Kholid Al-Walid mengatakan, Al-Quran kalangan Syiah, sama dengan Al-Quran kalangan Sunni. Ia kemudian menceritakan, Al-Quran pada masa itu Nabi sudah dihafal para sahabat.

“Para sahabat membacakananya di hadapan Rasulullah dan dibacakan hingga berkali-kali. Abdullah bin Mas’ud, contohnya.”?

Seluruh ulama Syiah, kata dia, menolak tahrif (perubahan) Al-Quran. Al-Quran yang ada sekarang sama dengan zaman Nabi Muhammad Saw. “Ulama Syi’ah mengutuk sahabat yang berbeda dengan bacaan umum umat Islam,” tambahnya. ?

Kodifikasi Al-Quran sudah terjadi sejak zaman Nabi Muhammad. Kodifikasi ada dua makna, pertama dalam bentuk hafalan sebagaiamana urutan-urutan yang ada. Kedua kodifikasi atau pengumpulan dalam satu mushaf dilakukan pada zaman Sahabat Usman. “Rasm Utsmani itulah Al-Quran bagi kalangan Syiah,” tegasnya.?

Penulis: Abdullah Alawi

Dari Nu Online: nu.or.id

PP Muhammadiyah - Pimpinan Pusat Muhammadiyah AlaSantri, Habib PP Muhammadiyah - Pimpinan Pusat Muhammadiyah

PW Muslimat NU DKI Jakarta Gelar Lomba Qasidah

Jakarta, PP Muhammadiyah - Pimpinan Pusat Muhammadiyah. Pengurus Wilayah Muslimat NU DKI Jakarta mengadakan perlombaan qasidah Rawi Barzanji dan Ad-Diba‘i. Perlombaan digelar di aula Kantor PWNU Jakarta lantai dua, jalan Talang nomor tiga, Jakarta Pusat, Sabtu (1/6).
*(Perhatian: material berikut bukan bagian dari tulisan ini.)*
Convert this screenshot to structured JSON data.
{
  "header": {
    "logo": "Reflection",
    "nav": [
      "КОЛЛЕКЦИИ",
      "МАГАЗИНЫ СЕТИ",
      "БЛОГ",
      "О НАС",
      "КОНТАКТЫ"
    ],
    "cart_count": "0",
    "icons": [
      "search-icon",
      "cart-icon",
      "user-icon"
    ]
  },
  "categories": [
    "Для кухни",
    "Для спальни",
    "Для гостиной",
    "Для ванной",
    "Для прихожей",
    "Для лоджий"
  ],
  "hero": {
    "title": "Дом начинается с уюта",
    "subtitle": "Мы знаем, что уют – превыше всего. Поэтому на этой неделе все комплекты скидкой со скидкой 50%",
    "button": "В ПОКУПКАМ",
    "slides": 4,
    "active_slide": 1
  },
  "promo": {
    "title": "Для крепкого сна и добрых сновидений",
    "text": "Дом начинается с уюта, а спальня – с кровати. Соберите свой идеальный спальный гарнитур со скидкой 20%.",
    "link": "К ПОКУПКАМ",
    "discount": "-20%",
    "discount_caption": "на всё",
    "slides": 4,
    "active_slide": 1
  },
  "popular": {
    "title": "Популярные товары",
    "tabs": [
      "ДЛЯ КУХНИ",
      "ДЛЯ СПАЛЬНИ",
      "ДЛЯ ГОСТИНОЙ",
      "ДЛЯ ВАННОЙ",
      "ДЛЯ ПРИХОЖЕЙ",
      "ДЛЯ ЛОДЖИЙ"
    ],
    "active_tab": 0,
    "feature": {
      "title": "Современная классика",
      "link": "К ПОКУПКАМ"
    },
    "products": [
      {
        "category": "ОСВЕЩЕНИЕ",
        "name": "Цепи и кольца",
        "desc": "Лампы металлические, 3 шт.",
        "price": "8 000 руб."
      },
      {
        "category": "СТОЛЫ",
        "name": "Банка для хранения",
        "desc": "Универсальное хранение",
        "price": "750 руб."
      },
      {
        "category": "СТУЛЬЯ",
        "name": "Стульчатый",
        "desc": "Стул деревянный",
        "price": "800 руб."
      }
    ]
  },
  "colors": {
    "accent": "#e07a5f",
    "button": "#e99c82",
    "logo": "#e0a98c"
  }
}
PW Muslimat NU DKI Jakarta Gelar Lomba Qasidah (Sumber Gambar : Nu Online)
PW Muslimat NU DKI Jakarta Gelar Lomba Qasidah (Sumber Gambar : Nu Online)

PW Muslimat NU DKI Jakarta Gelar Lomba Qasidah

Perlombaan digelar dalam rangka memperingati harlah ke-67 Muslimat NU. “Sejumlah 36 grup qasidah mengikuti perlombaan. Mereka berasal dari grup qasidah yang tersebar di wilayah Jakarta,” kata anggota Kewirausahaan dan Koperasi Muslimat NU Mutia kepada PP Muhammadiyah - Pimpinan Pusat Muhammadiyah di lokasi perlombaan, Sabtu (1/6) siang.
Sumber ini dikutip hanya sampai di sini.